Art and what The New York Times calls its “inevitable transgressions” have provoked the wrath of Hindu radical-nationalist forces, causing a graduate art student at the state-run Maharaja Sayajirao University to be jailed for “offending religious sentiments” as well as an exhibition to be closed down.
Among other works that triggered the furor were:· a digital enlargement (by this student) of a painting depicting a Hindu goddess-like female form brandishing weapons in her multiple arms and giving birth,· and another student painting in which a figure of Jesus was placed before a toilet. Reacting against the former student’s arrest, his fellow students mounted a protest exhibition, which the university administration shut down. “They want to control how we interpret our past,” said Parul Dave Mukherji, a former professor at the campus.
Such censorship is, of course, unacceptable, and this attack on students’ work is an offense against fundamental freedom.
But noteworthy, with this case in mind, is the tenacious reach and staying power in universities in democracies worldwide – no doubt in great part due to the Internet – of what Roger Kimball in The Long March has described as the radical, countercultural and emancipationist movement of the Sixties in the U.S.

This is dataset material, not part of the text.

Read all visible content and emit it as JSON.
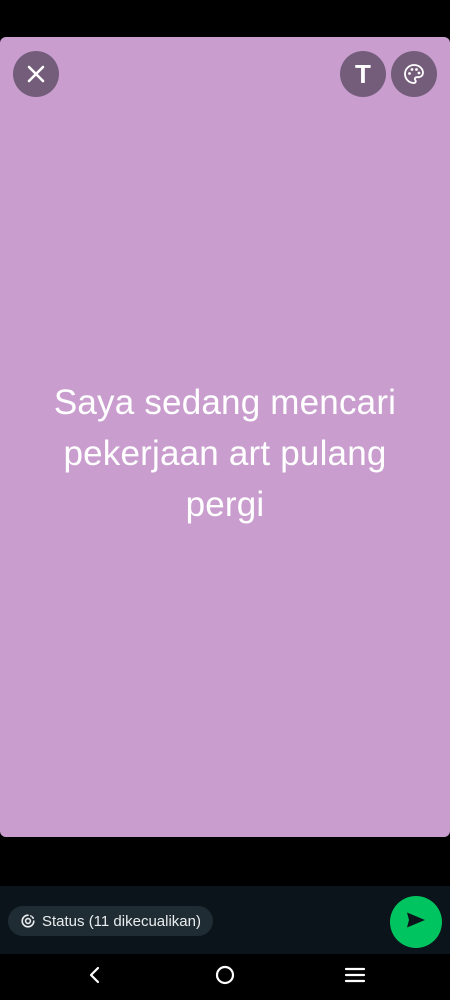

As Kimball wrote, that ideology, with its proclivity for passing all knowledge and art “through the sieve of politics,” has taken root throughout American education, wreaking “havoc with the authority of churches and other repositories of moral wisdom…the claims of civic virtue and our national self-understanding…”
In the world of art, ideologues of this stripe have often wallowed in vulgar and other types of “transgressive” expression so as to project their political viewpoint, sublimating or indeed abandoning altogether considerations of beauty, technique, and how tradition might contribute to artistic accomplishment.
Can academic art, and higher education itself, in free and prosperous emerging democracies such as India escape capture by such radicals? Is the ritualized and tiresome “transgressiveness” they purvey – the association of Jesus and a toilet, for example – inevitable, as the Times would suggest?
This much is sure: if the universities responsible for educating students instead primarily teach them to be skeptical about, and even hostile toward, tradition, truth, and beauty, such “transgressiveness” certainly will be inevitable.